Salt. A little bit of fire.

I don’t deep fry a lot, but I’m faced with incontrovertible evidence that some of the best food can be made when one flirts with fire without being burned.

I am not actually a professional cook, though I did use a professional range in my last job. And no, Phenix Nash is not, in fact, my real name. I love my day job dearly, but I need some space to explore my creative life. That’s why I decided to start this blog.
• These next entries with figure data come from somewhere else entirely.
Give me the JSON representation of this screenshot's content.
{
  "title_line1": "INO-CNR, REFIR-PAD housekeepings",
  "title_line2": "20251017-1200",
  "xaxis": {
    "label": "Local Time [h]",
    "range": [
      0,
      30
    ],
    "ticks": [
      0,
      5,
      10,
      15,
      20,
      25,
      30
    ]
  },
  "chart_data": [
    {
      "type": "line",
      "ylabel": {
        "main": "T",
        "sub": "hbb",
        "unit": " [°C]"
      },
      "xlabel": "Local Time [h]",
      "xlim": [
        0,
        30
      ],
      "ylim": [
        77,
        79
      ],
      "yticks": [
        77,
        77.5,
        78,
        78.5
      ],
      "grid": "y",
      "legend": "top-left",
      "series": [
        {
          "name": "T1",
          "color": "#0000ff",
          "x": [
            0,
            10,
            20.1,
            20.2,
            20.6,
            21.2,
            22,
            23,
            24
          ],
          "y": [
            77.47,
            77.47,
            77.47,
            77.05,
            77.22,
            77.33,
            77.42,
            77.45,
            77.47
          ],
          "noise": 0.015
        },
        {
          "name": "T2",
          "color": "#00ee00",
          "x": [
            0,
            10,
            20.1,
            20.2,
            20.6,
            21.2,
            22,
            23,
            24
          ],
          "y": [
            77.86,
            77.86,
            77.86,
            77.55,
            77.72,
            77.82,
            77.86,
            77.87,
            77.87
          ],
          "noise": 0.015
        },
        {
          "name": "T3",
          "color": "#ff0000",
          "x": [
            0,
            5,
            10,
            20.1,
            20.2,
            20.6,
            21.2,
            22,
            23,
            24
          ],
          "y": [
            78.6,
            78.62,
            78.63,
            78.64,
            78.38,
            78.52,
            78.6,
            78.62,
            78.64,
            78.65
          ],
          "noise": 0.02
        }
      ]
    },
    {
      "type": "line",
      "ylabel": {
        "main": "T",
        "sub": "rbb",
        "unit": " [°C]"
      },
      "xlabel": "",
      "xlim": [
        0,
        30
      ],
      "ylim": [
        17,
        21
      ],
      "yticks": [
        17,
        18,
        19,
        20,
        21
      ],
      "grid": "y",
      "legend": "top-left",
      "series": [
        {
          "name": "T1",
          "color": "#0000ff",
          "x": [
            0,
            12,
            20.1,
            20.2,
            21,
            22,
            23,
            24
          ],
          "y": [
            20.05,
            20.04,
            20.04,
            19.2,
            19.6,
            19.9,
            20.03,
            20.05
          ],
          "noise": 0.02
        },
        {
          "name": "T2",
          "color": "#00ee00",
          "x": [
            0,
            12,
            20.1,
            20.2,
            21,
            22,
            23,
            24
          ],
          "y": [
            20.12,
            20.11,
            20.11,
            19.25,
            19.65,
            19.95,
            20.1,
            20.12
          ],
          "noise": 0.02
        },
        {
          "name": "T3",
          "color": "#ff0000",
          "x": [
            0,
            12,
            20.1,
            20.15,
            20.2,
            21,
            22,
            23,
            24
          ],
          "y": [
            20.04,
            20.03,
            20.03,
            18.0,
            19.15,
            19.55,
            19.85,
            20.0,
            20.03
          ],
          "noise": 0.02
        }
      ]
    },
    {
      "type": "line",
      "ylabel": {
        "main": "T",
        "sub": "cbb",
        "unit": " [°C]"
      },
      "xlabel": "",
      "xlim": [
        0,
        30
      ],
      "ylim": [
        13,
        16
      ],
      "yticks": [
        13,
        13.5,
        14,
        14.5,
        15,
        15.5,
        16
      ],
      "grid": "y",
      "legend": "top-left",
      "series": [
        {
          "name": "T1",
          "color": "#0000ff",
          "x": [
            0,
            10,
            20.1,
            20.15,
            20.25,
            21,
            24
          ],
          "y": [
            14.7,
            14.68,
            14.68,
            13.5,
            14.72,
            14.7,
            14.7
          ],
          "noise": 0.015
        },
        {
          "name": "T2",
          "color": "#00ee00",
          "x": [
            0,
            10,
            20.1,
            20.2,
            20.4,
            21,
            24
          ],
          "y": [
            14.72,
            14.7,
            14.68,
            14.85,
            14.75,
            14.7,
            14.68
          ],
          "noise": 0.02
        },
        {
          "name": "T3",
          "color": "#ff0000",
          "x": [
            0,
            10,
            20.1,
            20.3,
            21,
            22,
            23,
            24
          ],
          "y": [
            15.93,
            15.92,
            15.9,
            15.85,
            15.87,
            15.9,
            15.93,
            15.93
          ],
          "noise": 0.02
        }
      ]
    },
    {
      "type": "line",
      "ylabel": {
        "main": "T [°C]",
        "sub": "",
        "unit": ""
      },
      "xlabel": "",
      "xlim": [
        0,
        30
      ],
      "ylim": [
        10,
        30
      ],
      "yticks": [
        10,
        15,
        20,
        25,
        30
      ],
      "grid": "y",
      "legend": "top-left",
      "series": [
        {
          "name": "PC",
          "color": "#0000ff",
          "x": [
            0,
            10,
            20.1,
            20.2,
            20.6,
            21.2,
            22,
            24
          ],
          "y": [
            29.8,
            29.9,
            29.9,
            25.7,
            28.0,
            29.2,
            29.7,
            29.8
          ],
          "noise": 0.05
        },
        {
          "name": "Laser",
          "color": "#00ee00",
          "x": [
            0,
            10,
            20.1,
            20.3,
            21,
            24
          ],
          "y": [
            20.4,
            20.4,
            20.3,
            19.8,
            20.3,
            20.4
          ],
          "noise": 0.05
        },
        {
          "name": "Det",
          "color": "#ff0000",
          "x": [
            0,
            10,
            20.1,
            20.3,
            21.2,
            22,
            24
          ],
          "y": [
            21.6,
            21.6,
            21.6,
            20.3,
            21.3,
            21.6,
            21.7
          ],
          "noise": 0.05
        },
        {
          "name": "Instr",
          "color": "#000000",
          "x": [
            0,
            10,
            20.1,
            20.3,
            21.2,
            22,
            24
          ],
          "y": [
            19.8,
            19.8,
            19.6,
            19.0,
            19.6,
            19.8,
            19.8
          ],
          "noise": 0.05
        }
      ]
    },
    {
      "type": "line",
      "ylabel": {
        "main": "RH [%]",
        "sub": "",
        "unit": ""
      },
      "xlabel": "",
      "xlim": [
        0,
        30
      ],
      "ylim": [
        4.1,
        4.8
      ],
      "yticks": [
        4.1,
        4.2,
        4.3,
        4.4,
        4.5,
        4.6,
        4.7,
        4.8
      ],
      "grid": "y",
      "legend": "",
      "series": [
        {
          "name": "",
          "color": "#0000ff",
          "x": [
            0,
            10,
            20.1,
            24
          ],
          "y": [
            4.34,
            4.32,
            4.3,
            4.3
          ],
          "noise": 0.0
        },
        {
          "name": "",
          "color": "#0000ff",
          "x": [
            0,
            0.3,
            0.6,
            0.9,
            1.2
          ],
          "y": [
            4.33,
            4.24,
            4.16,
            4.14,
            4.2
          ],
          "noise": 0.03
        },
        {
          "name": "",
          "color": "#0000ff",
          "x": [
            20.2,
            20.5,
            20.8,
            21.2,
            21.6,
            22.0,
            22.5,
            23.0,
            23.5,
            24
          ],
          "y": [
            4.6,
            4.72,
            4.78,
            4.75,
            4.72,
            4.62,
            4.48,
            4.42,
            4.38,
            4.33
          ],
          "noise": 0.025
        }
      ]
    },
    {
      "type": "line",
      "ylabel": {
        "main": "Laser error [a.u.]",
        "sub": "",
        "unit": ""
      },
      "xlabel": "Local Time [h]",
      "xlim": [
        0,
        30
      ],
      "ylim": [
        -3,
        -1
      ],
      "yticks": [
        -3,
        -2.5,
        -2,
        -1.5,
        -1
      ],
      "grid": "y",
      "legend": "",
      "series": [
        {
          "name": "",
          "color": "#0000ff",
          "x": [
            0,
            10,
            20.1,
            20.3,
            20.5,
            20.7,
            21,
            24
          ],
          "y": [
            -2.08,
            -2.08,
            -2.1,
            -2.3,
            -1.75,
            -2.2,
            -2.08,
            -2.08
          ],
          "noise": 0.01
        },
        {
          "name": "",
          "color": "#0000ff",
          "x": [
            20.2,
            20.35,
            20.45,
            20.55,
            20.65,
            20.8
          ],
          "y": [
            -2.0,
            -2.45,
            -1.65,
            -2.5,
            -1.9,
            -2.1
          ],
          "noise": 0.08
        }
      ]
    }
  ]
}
I’m an avid reader and writer, an extraordinarily over-ambitious home-cook, an owner of a pair of strung-out cats, a dedicated coffee-drinker, sci-fi and fantasy geek, and all-around hot mess.

This past Thanksgiving, we hosted my parents and my in-laws. I bought a delicious bronze turkey from Whole Foods, but most of my attention went into planning the green beans. I made them as an homage–a compromise of sorts–to both of my families. Without further ado:

Dry-Fried Green Beans with Tasso Ham

Ingredients:

1 lb. green beans, trimmed

4 oz. tasso ham, chopped into ¼-inch dice

8 cloves garlic, thinly slivered

4 scallions, thinly sliced

¼ teaspoon salt

Cooking oil

Directions:

Pan-fry or deep fry green beans until cooked through and their skins are puckery. Drain oil and whipe dry.

Increase heat to high. Add 1 to 2 tablespoons of oi. Add the tasso and stir-fry until browned and crisp. Add garlic and scallions. Stir-fry until aromatic, less than a minute. Add pre-cooked green beans and salt. Stir-fry about a minute and serve.

Green beans with homemade tasso ham.

Green beans with homemade tasso ham.